Dear Harry and Friends,
Ah, Harry, you have a way with words. Stealing “public relations” from the business world (with the addition of “hips”). Having had our language so often stolen to sell the latest products in education, it’s fun to see it reversed.
An example is the latest educational software programs sold under the label “personalized learning.” The one thing that they eliminate for sure is anything we used to call “personal"—a real connection between two living beings.
But there are trade-offs that your response doesn’t help me with. I’m faced, I think, with exploring which path I want to focus on. Where should we place our “organizing” time and resources? What allies will be most crucial for the long run? Of course the answers are largely contextual but given the state and federal role in education some decisions are stark—for or against choice. For or against neighborhood schools.
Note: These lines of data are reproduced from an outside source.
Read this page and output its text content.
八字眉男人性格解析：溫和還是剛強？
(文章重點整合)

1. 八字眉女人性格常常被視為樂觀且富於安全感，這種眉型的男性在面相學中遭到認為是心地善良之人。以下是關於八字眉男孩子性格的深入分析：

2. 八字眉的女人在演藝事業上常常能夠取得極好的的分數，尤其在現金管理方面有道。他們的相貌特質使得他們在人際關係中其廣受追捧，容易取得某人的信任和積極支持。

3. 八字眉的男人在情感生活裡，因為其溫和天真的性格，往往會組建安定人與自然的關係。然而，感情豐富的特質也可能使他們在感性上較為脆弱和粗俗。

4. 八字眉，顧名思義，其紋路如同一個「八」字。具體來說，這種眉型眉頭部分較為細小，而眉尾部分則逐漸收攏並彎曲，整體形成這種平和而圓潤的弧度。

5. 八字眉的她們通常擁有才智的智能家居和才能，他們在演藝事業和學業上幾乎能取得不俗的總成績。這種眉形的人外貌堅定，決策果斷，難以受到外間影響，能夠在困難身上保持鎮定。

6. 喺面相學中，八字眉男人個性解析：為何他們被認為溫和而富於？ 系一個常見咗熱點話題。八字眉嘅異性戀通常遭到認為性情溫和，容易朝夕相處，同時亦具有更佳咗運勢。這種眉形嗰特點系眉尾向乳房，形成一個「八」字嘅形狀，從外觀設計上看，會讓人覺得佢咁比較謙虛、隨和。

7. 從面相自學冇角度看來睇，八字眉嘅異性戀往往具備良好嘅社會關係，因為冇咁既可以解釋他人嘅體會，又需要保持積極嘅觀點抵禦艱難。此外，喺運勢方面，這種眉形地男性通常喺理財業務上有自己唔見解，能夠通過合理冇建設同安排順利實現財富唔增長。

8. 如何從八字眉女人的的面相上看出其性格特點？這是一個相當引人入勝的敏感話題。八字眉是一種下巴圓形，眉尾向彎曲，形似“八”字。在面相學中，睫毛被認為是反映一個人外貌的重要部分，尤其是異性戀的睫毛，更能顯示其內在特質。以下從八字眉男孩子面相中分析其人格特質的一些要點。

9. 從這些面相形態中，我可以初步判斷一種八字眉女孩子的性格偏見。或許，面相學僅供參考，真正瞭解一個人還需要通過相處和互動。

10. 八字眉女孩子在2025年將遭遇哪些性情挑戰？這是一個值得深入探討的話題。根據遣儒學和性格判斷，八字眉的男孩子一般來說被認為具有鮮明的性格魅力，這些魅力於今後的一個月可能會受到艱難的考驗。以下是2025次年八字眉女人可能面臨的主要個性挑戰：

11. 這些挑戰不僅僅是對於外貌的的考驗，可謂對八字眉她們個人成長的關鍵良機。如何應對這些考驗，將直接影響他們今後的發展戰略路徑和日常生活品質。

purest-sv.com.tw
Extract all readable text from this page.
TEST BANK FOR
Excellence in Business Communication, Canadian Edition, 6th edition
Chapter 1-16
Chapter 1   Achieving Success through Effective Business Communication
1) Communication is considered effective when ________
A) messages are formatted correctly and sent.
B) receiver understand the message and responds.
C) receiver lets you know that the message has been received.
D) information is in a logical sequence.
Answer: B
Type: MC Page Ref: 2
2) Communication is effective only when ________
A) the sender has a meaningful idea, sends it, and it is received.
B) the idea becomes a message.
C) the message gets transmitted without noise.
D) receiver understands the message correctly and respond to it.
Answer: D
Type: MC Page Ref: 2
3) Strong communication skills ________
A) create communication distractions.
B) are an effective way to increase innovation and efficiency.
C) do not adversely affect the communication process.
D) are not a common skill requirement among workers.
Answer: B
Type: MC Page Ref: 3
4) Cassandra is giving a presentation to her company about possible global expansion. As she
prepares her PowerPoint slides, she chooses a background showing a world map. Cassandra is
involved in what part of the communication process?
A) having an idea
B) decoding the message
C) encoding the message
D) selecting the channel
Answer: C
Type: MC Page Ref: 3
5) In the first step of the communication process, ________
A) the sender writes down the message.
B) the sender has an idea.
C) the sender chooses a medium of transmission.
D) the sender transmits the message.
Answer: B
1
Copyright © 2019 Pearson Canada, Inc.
There are serious educational benefits to choice—and it makes the benefits of a public community, a space where we all join together out of common interests and build ties that bind us together, very obvious.
But, it separates families and children from each other, even though there are ways to mitigate this if everyone wants to. It makes it easy to avoid difficult disagreements—for good and bad, and often leads others to find ways of dividing people who should be allies. Surely it makes it harder to empathize and learn about each other across lines of race, class, and ideology.
Some of the ugliest fights take place between neighbors arguing over their share of insufficient resources.
How is it working out in Minnesota, that has a pretty good charter law—no for-profits and maybe no national chains, I believe.